Olivia Colman incarne Edith, une femme toujours recroquevillée sous le contrôle de ses parents (Timothy Spall et Gemma Jones). Ils sont chrétiens, même s’ils n’en semblent pas très contents. La pauvre Edith est obligée d’écrire encore et encore des versets bibliques lorsqu’elle fait quelque chose que son père n’aime pas. Tout change lorsque Rose (Jessie Buckley), sauvage et libre d’esprit, emménage à côté. Le mari de Rose est décédé pendant la guerre récemment terminée et elle a maintenant un petit ami noir (Malachi Kirby) et une jeune fille (Alisha Weir). Rose ne baisse pas la tête de honte. Au contraire. Elle jure comme un marin, boit avec des hommes au pub et fait l’amour assez fort pour que les voisins (c’est-à-dire Edith) l’entendent. Le sentiment anti-irlandais est omniprésent dans le film. L’insurrection de Pâques a eu lieu quelques années auparavant, et Rose correspond aux stéréotypes irlandais négatifs (vous remarquerez que les citadins ignorent commodément que Rose correspond également aux stéréotypes positifs). Edith est choquée par Rose, mais on peut la voir aussi ravie. Qu’est-ce que ça ferait de… s’en foutre ?

« Wicked Little Letters » commence par l’accusation d’Edith, et elle fournit à la police (et à nous) la trame de fond lors de son entretien. La police est pour la plupart des imbéciles, à l’exception de la jeune policière, Gladys Moss (Anjana Vasan), obligée de travailler à la réception comme une secrétaire. Le père de Gladys était policier et elle veut faire du bon travail, mais tout le monde la condescend et un collègue policier lui dit de se rappeler que son travail ne comprend «pas de détective, mon amour». Au début de l’enquête, Gladys (qui était en effet une personne réelle, la première femme policière du Sussex) a le sentiment que quelque chose ne va pas ici. Rose proclame qu’elle ne l’a pas fait. Gladys n’en est pas sûre non plus.
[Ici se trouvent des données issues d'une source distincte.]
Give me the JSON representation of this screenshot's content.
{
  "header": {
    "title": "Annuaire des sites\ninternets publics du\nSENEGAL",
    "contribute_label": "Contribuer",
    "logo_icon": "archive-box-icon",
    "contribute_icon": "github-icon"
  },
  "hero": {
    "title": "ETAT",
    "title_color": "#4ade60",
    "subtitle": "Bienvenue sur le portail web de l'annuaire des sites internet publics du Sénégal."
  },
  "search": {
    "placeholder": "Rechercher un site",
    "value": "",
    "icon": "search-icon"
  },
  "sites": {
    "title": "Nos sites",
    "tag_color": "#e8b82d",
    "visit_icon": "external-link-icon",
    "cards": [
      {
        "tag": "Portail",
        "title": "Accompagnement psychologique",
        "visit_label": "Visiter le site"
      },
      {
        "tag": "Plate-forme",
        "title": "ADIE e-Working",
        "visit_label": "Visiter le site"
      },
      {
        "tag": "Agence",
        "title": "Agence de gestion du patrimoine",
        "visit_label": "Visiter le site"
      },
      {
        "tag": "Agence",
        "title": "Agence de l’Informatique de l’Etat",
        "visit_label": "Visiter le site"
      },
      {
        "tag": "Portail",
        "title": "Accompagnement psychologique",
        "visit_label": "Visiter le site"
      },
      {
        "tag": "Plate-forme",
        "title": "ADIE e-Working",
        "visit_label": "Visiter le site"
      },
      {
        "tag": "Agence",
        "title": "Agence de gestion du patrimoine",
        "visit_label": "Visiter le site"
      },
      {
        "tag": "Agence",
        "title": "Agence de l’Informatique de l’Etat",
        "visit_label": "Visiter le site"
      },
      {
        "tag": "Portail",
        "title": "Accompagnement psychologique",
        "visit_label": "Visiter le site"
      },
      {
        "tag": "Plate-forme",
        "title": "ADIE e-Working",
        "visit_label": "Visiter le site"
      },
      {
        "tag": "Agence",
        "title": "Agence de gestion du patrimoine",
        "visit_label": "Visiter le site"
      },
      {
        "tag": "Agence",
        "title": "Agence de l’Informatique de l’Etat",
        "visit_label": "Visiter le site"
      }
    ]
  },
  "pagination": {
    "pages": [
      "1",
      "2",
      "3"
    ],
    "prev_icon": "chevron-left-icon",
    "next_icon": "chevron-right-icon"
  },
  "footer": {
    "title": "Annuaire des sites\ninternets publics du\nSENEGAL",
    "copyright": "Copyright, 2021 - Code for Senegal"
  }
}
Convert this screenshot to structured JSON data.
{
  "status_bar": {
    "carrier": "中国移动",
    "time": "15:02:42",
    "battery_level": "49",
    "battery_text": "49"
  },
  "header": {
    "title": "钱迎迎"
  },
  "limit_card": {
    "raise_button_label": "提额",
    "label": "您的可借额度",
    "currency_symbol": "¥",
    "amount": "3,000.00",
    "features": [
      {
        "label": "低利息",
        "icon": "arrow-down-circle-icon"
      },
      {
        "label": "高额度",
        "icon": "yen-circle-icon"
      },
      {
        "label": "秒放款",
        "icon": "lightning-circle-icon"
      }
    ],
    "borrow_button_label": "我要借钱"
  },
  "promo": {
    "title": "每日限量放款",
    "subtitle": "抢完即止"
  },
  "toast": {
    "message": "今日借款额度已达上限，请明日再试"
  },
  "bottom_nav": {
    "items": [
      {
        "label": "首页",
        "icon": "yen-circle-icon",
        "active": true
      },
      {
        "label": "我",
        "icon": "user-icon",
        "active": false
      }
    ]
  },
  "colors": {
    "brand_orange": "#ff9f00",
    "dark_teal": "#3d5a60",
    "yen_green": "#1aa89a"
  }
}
La première moitié du film établit l’histoire et est suffisamment rapide pour retenir l’intérêt, bien que la configuration de l’entretien avec la police soit un point d’entrée cliché. Le ton général est celui d’une excentricité légère, et pourtant il est suffisamment flexible pour permettre un sentiment réel. Tu aimes Rose. Vous vous sentez désolé pour Edith. Qui voudrait vivre avec ces parents victoriens au daguerréotype ? Mais c’est dans la seconde moitié, lorsque Gladys lance sa propre enquête privée, même après avoir été licenciée pour insubordination, que le film décolle vraiment. Le plan de Gladys pour prouver l’innocence de Rose et, espérons-le, attraper le véritable coupable, nécessite de la créativité et de la ruse, ainsi que quelques surveillances de fortune avec des alliés improbables. « Wicked Little Letters » est un mystère britannique très efficace, agrémenté de la comédie d’un véritable câlin, avec des gens sournois faisant du vélo dans les ruelles, ou littéralement accroupis dans les buissons regardant une boîte aux lettres.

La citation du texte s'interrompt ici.